I don't understand how indexing of a numpy ndarray works, when using a custom class instance as the index.
I have the following code:
import numpy as np
class MyClass:
def __index__(self):
return 1,2
foo = np.array([[1,2,3],[4,5,6]])
bar = MyClass()
print(foo[1,2])
print(foo[bar])
I expect to get the same result (6) from both print functions. But from the second one, where the class instance is used a the index, I receive an error:
IndexError: only integers, slices (`:`), ellipsis (`...`), numpy.newaxis (`None`) and integer or boolean arrays are valid indices
If I call the __index__ method explicitly with
print(foo[bar.__index__()])
it works. But this defeats the purpose of the magic method.

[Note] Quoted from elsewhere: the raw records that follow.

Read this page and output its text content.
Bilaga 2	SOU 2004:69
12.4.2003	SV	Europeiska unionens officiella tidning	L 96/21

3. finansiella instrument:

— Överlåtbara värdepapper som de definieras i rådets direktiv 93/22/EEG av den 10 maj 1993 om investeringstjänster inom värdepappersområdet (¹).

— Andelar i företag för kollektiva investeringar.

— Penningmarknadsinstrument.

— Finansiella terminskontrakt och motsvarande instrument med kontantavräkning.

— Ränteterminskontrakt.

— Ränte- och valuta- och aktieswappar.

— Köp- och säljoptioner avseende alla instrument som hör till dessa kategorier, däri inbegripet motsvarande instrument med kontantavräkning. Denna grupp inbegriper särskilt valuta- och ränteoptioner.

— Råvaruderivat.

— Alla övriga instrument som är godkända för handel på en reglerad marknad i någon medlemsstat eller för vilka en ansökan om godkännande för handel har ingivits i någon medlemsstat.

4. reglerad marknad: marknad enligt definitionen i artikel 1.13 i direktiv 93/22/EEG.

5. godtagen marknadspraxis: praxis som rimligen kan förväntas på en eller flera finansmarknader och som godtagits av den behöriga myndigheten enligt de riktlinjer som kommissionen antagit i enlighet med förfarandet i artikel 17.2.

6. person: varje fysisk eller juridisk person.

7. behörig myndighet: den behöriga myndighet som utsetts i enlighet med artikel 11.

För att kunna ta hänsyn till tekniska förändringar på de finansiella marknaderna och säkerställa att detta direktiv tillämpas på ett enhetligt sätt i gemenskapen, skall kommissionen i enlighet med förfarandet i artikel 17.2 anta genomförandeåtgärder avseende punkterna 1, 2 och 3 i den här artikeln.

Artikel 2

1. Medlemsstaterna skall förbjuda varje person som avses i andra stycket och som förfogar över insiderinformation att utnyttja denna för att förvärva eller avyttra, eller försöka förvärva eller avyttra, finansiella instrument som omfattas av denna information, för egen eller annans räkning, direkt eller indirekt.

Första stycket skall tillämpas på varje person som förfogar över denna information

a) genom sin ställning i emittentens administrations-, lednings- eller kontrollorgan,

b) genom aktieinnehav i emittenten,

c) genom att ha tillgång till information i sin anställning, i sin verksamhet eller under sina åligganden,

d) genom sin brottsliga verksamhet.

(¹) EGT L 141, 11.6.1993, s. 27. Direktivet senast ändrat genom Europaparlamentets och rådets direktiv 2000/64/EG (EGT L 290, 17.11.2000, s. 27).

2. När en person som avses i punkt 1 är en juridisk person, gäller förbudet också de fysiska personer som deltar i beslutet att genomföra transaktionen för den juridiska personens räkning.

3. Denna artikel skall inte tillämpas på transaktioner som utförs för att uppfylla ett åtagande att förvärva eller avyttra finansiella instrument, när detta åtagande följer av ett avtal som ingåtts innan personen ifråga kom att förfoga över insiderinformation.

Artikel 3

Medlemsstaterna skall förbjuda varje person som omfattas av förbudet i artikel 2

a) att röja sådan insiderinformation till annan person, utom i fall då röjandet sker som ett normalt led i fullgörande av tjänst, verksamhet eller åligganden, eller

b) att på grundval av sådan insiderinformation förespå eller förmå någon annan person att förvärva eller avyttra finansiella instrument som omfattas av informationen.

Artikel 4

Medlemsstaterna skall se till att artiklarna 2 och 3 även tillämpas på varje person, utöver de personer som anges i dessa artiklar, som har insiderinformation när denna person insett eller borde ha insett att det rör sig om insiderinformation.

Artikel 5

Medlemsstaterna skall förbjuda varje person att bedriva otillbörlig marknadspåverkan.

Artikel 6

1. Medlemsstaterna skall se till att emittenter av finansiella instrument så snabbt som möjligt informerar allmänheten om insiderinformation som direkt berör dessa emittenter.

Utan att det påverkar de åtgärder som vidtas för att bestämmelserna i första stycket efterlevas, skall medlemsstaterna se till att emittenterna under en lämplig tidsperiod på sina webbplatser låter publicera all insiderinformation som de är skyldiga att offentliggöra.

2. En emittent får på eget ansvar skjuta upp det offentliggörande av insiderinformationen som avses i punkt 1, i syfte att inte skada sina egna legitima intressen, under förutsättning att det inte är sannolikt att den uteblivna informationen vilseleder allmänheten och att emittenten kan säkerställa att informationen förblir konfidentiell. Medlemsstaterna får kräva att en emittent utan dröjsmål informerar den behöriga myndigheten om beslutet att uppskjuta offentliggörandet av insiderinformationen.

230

If I call the array with just one index, everything works fine:
import numpy as np
class MyClass:
def __index__(self):
return 1
foo = np.array([[1,2,3],[4,5,6]])
bar = MyClass()
print(foo[1])
print(foo[bar])
>>> [4 5 6]
>>> [4 5 6]
So what I don't get:
Did I miss something, or does the ndarray not support this kind of indexing?
I just want to add, that it apparently doesn't matter, how the __index__ method outputs its result. I tried:
return a, b
return (a, b)
return tuple((a, b))
None of them worked for me.
As mentioned here, __index__
method Must return an integer.
That's why your attempt didn't work, while the "one index" example worked.